Ramachandran’s cross-disciplinary School of Engineering team includes CBE associate professor Shishir Chundawat; associate professor of biomedical engineering (BME) Adam Gormley; Grace Guo, an associate professor of industrial and systems engineering (ISE); professor of mechanical and Yuebin Guo, a professor of mechanical and aerospace engineering (MAE).

Rohit Ramachandan
Rohit Ramachandran, a professor in the School of Engineering Department of Chemical and Biochemical Engineering (CBE).

“This program aims to integrate AI-driven machine learning models with higher fidelity process models, lab/plant data and high-performance computing capabilities to develop more accurate and computationally efficient process models for improved process control and optimization of bio-pharmaceutical manufacturing processes,” Ramachandran explains.

In May, Rutgers Research Council’s Collaborative Multidisciplinary Awards program – which funds research on shared projects with complex intellectual and societal requirements– awarded a second team led by Ramachandran $25,000 for their project, “Toward Next-Generation Intelligent Pharmaceutical Drug Product Manufacturing for Efficient Patient Healthcare.” This collaborative SoE team also includes Grace Guo, Yuebin Guo, as well as Jorge Ortiz, an associate professor of electrical and computer engineering. (ECE).

While the Rutgers Research Council award shares the same overall aim of enhancing drug manufacturing process control and optimization with the CASS-funded project, Ramachandran notes that it is “focused on solid-dose tablet manufacturing, which is a different process with a different set of challenges.”

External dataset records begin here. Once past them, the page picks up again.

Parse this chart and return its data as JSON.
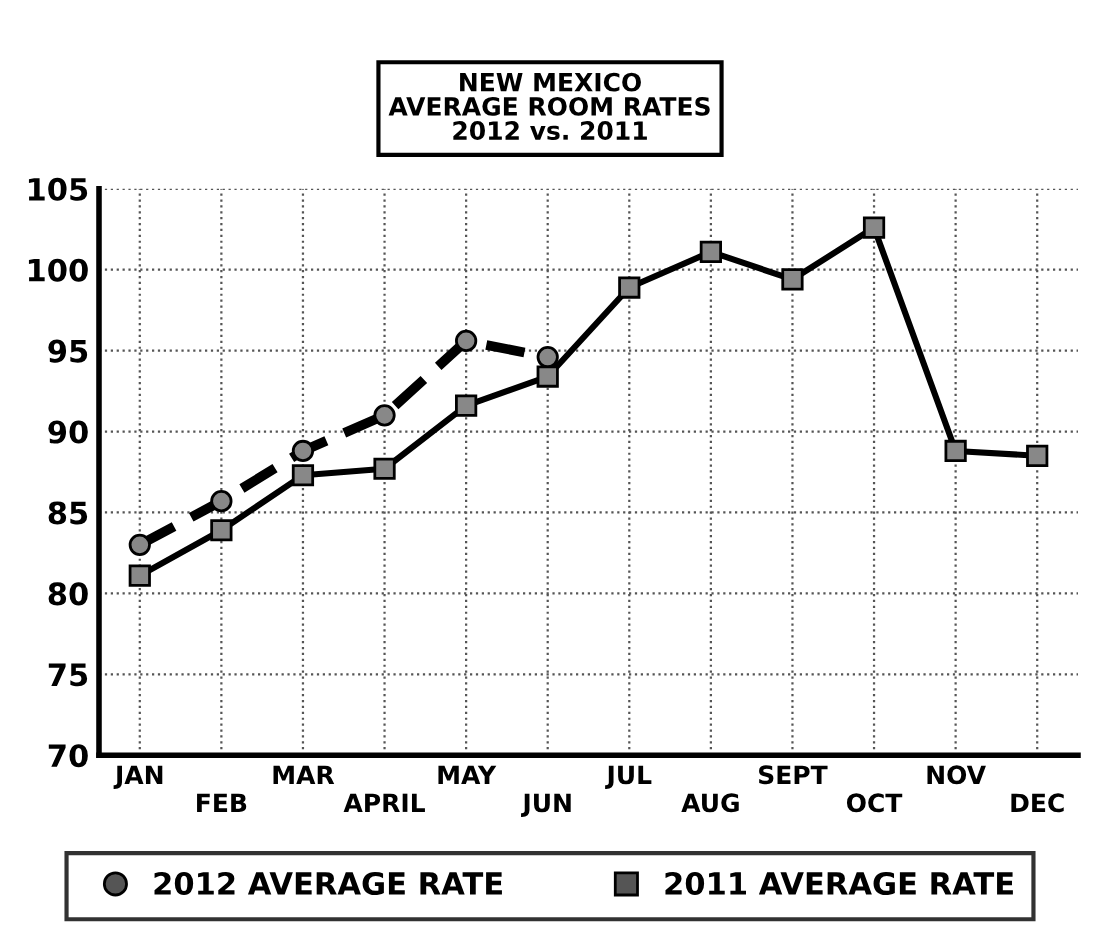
{
  "chart_data": {
    "type": "line",
    "title": "NEW MEXICO\nAVERAGE ROOM RATES\n2012 vs. 2011",
    "categories": [
      "JAN",
      "FEB",
      "MAR",
      "APRIL",
      "MAY",
      "JUN",
      "JUL",
      "AUG",
      "SEPT",
      "OCT",
      "NOV",
      "DEC"
    ],
    "series": [
      {
        "name": "2012 AVERAGE RATE",
        "color": "#000000",
        "marker": "circle",
        "line_style": "dashed",
        "values": [
          83.0,
          85.7,
          88.8,
          91.0,
          95.6,
          94.6,
          null,
          null,
          null,
          null,
          null,
          null
        ]
      },
      {
        "name": "2011 AVERAGE RATE",
        "color": "#000000",
        "marker": "square",
        "line_style": "solid",
        "values": [
          81.1,
          83.9,
          87.3,
          87.7,
          91.6,
          93.4,
          98.9,
          101.1,
          99.4,
          102.6,
          88.8,
          88.5
        ]
      }
    ],
    "ylim": [
      70,
      105
    ],
    "yticks": [
      70,
      75,
      80,
      85,
      90,
      95,
      100,
      105
    ],
    "grid": true,
    "legend": "bottom"
  }
}
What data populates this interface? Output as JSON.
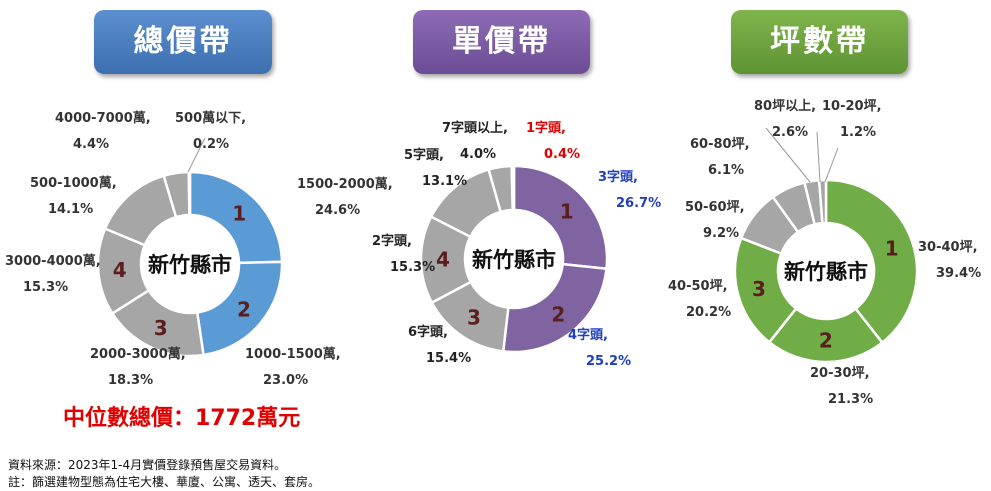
{
  "charts": [
    {
      "title": "總價帶",
      "center_label": "新竹縣市",
      "header_color": "#4a7fc1"
    },
    {
      "title": "單價帶",
      "center_label": "新竹縣市",
      "header_color": "#7b5aa6"
    },
    {
      "title": "坪數帶",
      "center_label": "新竹縣市",
      "header_color": "#6ea542"
    }
  ],
  "chart_data": [
    {
      "type": "pie",
      "title": "總價帶",
      "center_label": "新竹縣市",
      "slices": [
        {
          "label": "1500-2000萬,",
          "value": 24.6,
          "value_label": "24.6%",
          "rank": "1",
          "color": "#5b9bd5"
        },
        {
          "label": "1000-1500萬,",
          "value": 23.0,
          "value_label": "23.0%",
          "rank": "2",
          "color": "#5b9bd5"
        },
        {
          "label": "2000-3000萬,",
          "value": 18.3,
          "value_label": "18.3%",
          "rank": "3",
          "color": "#a6a6a6"
        },
        {
          "label": "3000-4000萬,",
          "value": 15.3,
          "value_label": "15.3%",
          "rank": "4",
          "color": "#a6a6a6"
        },
        {
          "label": "500-1000萬,",
          "value": 14.1,
          "value_label": "14.1%",
          "rank": "",
          "color": "#a6a6a6"
        },
        {
          "label": "4000-7000萬,",
          "value": 4.4,
          "value_label": "4.4%",
          "rank": "",
          "color": "#a6a6a6"
        },
        {
          "label": "500萬以下,",
          "value": 0.2,
          "value_label": "0.2%",
          "rank": "",
          "color": "#a6a6a6"
        }
      ]
    },
    {
      "type": "pie",
      "title": "單價帶",
      "center_label": "新竹縣市",
      "slices": [
        {
          "label": "3字頭,",
          "value": 26.7,
          "value_label": "26.7%",
          "rank": "1",
          "color": "#8064a2",
          "text_color": "#1f3fbf"
        },
        {
          "label": "4字頭,",
          "value": 25.2,
          "value_label": "25.2%",
          "rank": "2",
          "color": "#8064a2",
          "text_color": "#1f3fbf"
        },
        {
          "label": "6字頭,",
          "value": 15.4,
          "value_label": "15.4%",
          "rank": "3",
          "color": "#a6a6a6",
          "text_color": "#222222"
        },
        {
          "label": "2字頭,",
          "value": 15.3,
          "value_label": "15.3%",
          "rank": "4",
          "color": "#a6a6a6",
          "text_color": "#222222"
        },
        {
          "label": "5字頭,",
          "value": 13.1,
          "value_label": "13.1%",
          "rank": "",
          "color": "#a6a6a6",
          "text_color": "#222222"
        },
        {
          "label": "7字頭以上,",
          "value": 4.0,
          "value_label": "4.0%",
          "rank": "",
          "color": "#a6a6a6",
          "text_color": "#222222"
        },
        {
          "label": "1字頭,",
          "value": 0.4,
          "value_label": "0.4%",
          "rank": "",
          "color": "#a6a6a6",
          "text_color": "#e00000"
        }
      ]
    },
    {
      "type": "pie",
      "title": "坪數帶",
      "center_label": "新竹縣市",
      "slices": [
        {
          "label": "30-40坪,",
          "value": 39.4,
          "value_label": "39.4%",
          "rank": "1",
          "color": "#70ad47"
        },
        {
          "label": "20-30坪,",
          "value": 21.3,
          "value_label": "21.3%",
          "rank": "2",
          "color": "#70ad47"
        },
        {
          "label": "40-50坪,",
          "value": 20.2,
          "value_label": "20.2%",
          "rank": "3",
          "color": "#70ad47"
        },
        {
          "label": "50-60坪,",
          "value": 9.2,
          "value_label": "9.2%",
          "rank": "",
          "color": "#a6a6a6"
        },
        {
          "label": "60-80坪,",
          "value": 6.1,
          "value_label": "6.1%",
          "rank": "",
          "color": "#a6a6a6"
        },
        {
          "label": "80坪以上,",
          "value": 2.6,
          "value_label": "2.6%",
          "rank": "",
          "color": "#a6a6a6"
        },
        {
          "label": "10-20坪,",
          "value": 1.2,
          "value_label": "1.2%",
          "rank": "",
          "color": "#a6a6a6"
        }
      ]
    }
  ],
  "median": "中位數總價：1772萬元",
  "notes": [
    "資料來源：2023年1-4月實價登錄預售屋交易資料。",
    "註：篩選建物型態為住宅大樓、華廈、公寓、透天、套房。"
  ]
}
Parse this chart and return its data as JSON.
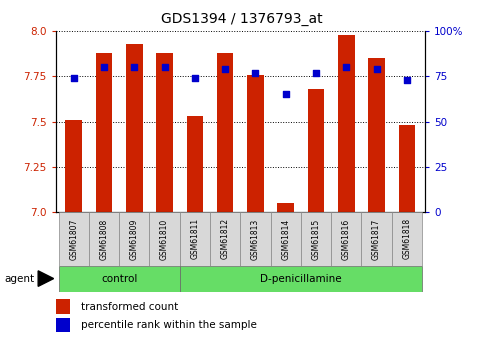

Promoting Innovative Solutions for Industry

As PI on both yearlong projects, Ramachandran is leading and coordinating the efforts across the various engineering disciplines from faculty whose expertise includes everything from physics-informed machine learning and optimization, biosensing, AI, and machine learning, to AI-enabled manufacturing, biomanufacturing and sustainability, and met-learning and cyber-physical systems.

According to Ramachandran, such cross-disciplinary collaborations are beneficial precisely because they foster the integration of diverse areas of expertise – such as AI, engineering, and bio-pharmaceutical manufacturing – to address complex challenges effectively.

“They also promote innovation by combining unique perspectives and methodologies, leading to more robust solutions for industry,” he adds. “Collaborations between fields are expected to become more common in the future, as they are essential for driving innovation and solving multi-faceted problems.”

Ramachandran is especially excited by the potential of the CASS project and the Rutgers Research Council project to pioneer intelligent, autonomous biomanufacturing systems and pharmaceutical production respectively. 

He states that “These projects represent the journey toward cutting-edge AI applications and engineering. And their success could lead to transformative advancement in manufacturing, ultimately resulting in more efficient, scalable, and sustainable processes.”